Neben der Biowaffenforschung wurden die Todeslabors für die medizinische Grundlagenforschung genutzt. Beteiligt waren nicht nur einige sadistische, ehrgeizige Militärärzte, sondern auch Teile der damaligen japanischen Forschungselite. Nicht selten wurden die Ergebnisse der Forschung in Ping Fan sogar in Fachzeitschriften publiziert. Die Versuchsobjekte wurden darin zynisch als »Mandschurische Affen« bezeichnet, ein leicht durchschaubarer Code für chinesische Gefangene, da bei allen Versuchen, die wirklich an Affen durchgeführt worden waren, jeweils der exakte wissenschaftliche Name für die jeweilige Art verzeichnet war.
Auf dem Gelände des ehemaligen Todeslabors von Ping Fan steht heute ein Museum. Der Direktor, Wang Peng, nennt die Taten der Einheit 731 einen »Höhepunkt menschlicher Grausamkeit«. Er zieht den Vergleich zu Auschwitz, Verbrennungsöfen, Bahntransport, Untermenschendoktrin, wissenschaftlichem Töten. Anders als in Auschwitz und Berlin steht in Ping Fan und Tokio die geschichtliche Aufarbeitung jedoch noch ganz am Anfang. Bis heute verschließt das offizielle Japan die Augen vor diesem dunklen Kapitel der eigenen Geschichte. Wir wissen es nicht, lautet die stereotype Antwort aus dem Tokioter Außenministerium, wir haben nicht genügend Dokumente, die die Menschenversuche oder den Biowaffen-Einsatz belegen würden.

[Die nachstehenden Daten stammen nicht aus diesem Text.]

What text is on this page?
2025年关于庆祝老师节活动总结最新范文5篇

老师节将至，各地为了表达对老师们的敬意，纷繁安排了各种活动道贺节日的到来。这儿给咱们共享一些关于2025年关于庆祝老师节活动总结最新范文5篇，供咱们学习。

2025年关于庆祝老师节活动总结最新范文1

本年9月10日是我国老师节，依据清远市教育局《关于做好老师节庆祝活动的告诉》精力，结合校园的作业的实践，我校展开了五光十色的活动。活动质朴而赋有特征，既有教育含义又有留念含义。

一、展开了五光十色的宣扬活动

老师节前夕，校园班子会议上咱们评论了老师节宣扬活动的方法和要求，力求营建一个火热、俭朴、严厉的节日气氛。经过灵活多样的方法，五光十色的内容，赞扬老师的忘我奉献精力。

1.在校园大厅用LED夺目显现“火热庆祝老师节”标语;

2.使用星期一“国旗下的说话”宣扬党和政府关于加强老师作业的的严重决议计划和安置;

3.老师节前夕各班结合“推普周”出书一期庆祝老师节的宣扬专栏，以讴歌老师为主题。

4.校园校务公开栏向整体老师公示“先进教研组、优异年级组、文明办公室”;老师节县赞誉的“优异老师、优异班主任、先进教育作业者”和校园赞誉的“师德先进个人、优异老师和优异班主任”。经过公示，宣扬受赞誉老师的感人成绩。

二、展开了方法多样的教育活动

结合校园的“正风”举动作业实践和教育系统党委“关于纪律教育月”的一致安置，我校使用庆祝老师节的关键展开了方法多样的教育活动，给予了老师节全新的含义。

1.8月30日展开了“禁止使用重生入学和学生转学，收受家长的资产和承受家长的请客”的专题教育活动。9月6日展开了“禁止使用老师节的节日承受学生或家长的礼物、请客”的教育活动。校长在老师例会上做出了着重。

Die Vogel-Strauß-Politik der Regierung ist nur möglich, weil den mörderischen Wissenschaftlern der Einheit 731 nicht der Prozess durch die Alliierten gemacht worden ist. Das US-Verteidigungsministerium entschied direkt nach Kriegsende, dass die technischen Informationen und Forschungsergebnisse aus Ping Fan so wertvoll seien, dass sie auf keinen Fall öffentlich werden und der Sowjetunion in die Hände fallen dürften. Den Spitzen der Einheit, die das Glück hatten, in US-amerikanische Gefangenschaft zu geraten, wurde Straffreiheit gewährt - im Tausch für ihre Biowaffen-Expertise.